🤖 AI Summary
This work addresses the memory bottleneck and inefficient on-chip data movement that hinder inference in large-scale attention models, such as Mixture-of-Experts (MoE). The authors propose FlatAttention, the first approach to co-optimize collective communication primitives from on-chip interconnect networks with attention dataflow, enabling efficient support for diverse attention variants on tile-based accelerators. FlatAttention substantially reduces high-bandwidth memory (HBM) accesses, effectively mitigating the memory wall.
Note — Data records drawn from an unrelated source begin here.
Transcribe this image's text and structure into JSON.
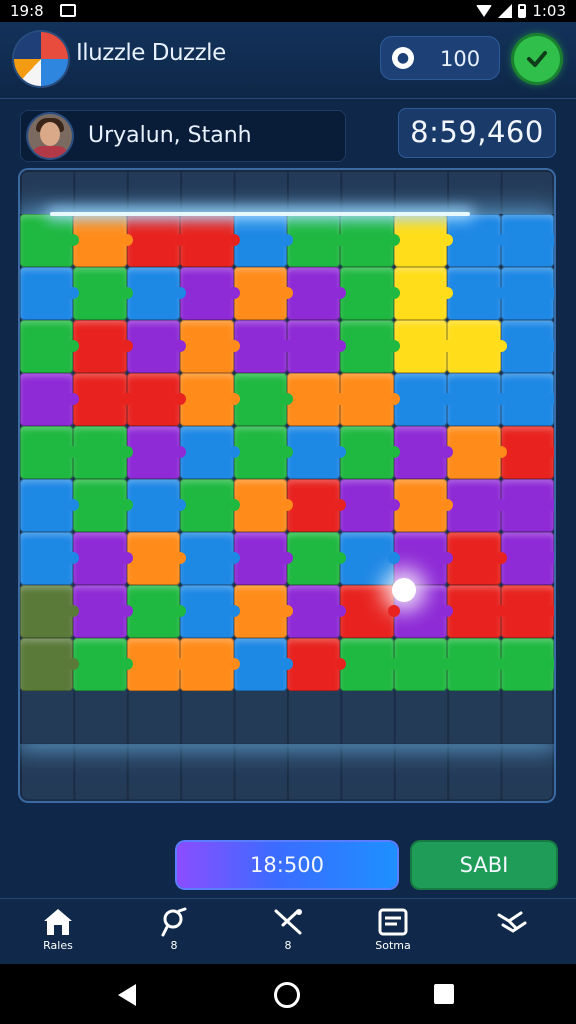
{
  "status_bar": {
    "time": "19:8",
    "clock": "1:03"
  },
  "header": {
    "title": "Iluzzle Duzzle",
    "coins": "100",
    "coin_icon": "coin-icon",
    "confirm_icon": "check-icon"
  },
  "player": {
    "name": "Uryalun, Stanh",
    "timer": "8:59,460"
  },
  "board": {
    "palette": {
      "G": "#1fb840",
      "O": "#ff8c1a",
      "R": "#e8231f",
      "B": "#1e88e5",
      "P": "#8e2ad6",
      "Y": "#ffdd1a",
      "K": "#5a7a3a",
      "_": "transparent"
    },
    "rows": [
      "GORRBGGYBB",
      "BGBPOPGYBB",
      "GRPOPPGYYB",
      "PRROGOOBBB",
      "GGPBGBGPOR",
      "BGBGORPOPP",
      "BPOBPGBPRP",
      "KPGBOPRPRR",
      "KGOOBRGGGG",
      "____ _____"
    ]
  },
  "actions": {
    "score": "18:500",
    "save": "SABI"
  },
  "nav": [
    {
      "label": "Rales",
      "icon": "home-icon"
    },
    {
      "label": "8",
      "icon": "pin-icon"
    },
    {
      "label": "8",
      "icon": "tools-icon"
    },
    {
      "label": "Sotma",
      "icon": "document-icon"
    },
    {
      "label": "",
      "icon": "handshake-icon"
    }
  ],
  "colors": {
    "accent": "#1e88e5",
    "confirm": "#2fbf4a",
    "save": "#1f9c57",
    "score_from": "#8b4dff",
    "score_to": "#1e90ff"
  }
}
On a 32×32 tile configuration, it achieves 86% compute utilization for compute-bound attention and 78% HBM bandwidth utilization for memory-bound workloads. Compared to FlashAttention-3, FlatAttention delivers a 4.1× speedup and reduces HBM traffic by 16×. In end-to-end DeepSeek-v3 inference, it improves throughput by 1.9× and reduces per-token latency for single users by 1.4×.
📝 Abstract
Attention accounts for an increasingly dominant fraction of total computation during inference for mixture-of-experts (MoE) models, making efficient acceleration critical. Emerging domain-specific accelerators for large model inference are shifting toward chip-scale and wafer-scale tile-based architectures. Tiles contain large matrix and vector engines and are connected through on-chip interconnects, which support tile-to-tile traffic to reduce the tile-to-main-memory traffic bottleneck. Hence, dataflow management is crucial to achieve high utilization. We propose FlatAttention, a dataflow for modern attention variants on tile-based accelerators. FlatAttention minimizes expensive high-bandwidth memory (HBM) accesses by exploiting collective primitives integrated into the on-chip network fabric, achieving up to 92.3% utilization, 4.1x speedup over FlashAttention-3, and 16x lower HBM traffic. On a 32x32 tile configuration with peak performance comparable to NVIDIA GH200, FlatAttention generalizes across multiple attention variants, achieving an average of 86% utilization for compute-bound attentions and 78% HBM bandwidth utilization for memory-bound ones, resulting in an average 1.9x speedup over attention implementations on GH200. Finally, we evaluate end-to-end DeepSeek-v3 FP8 decoding with FlatAttention on a wafer-scale multi-die system, achieving a 1.9x improvement in system throughput and a 1.4x reduction in per-user token output latency, despite operating with 1.5x lower peak system performance compared to the state-of-the-art solution.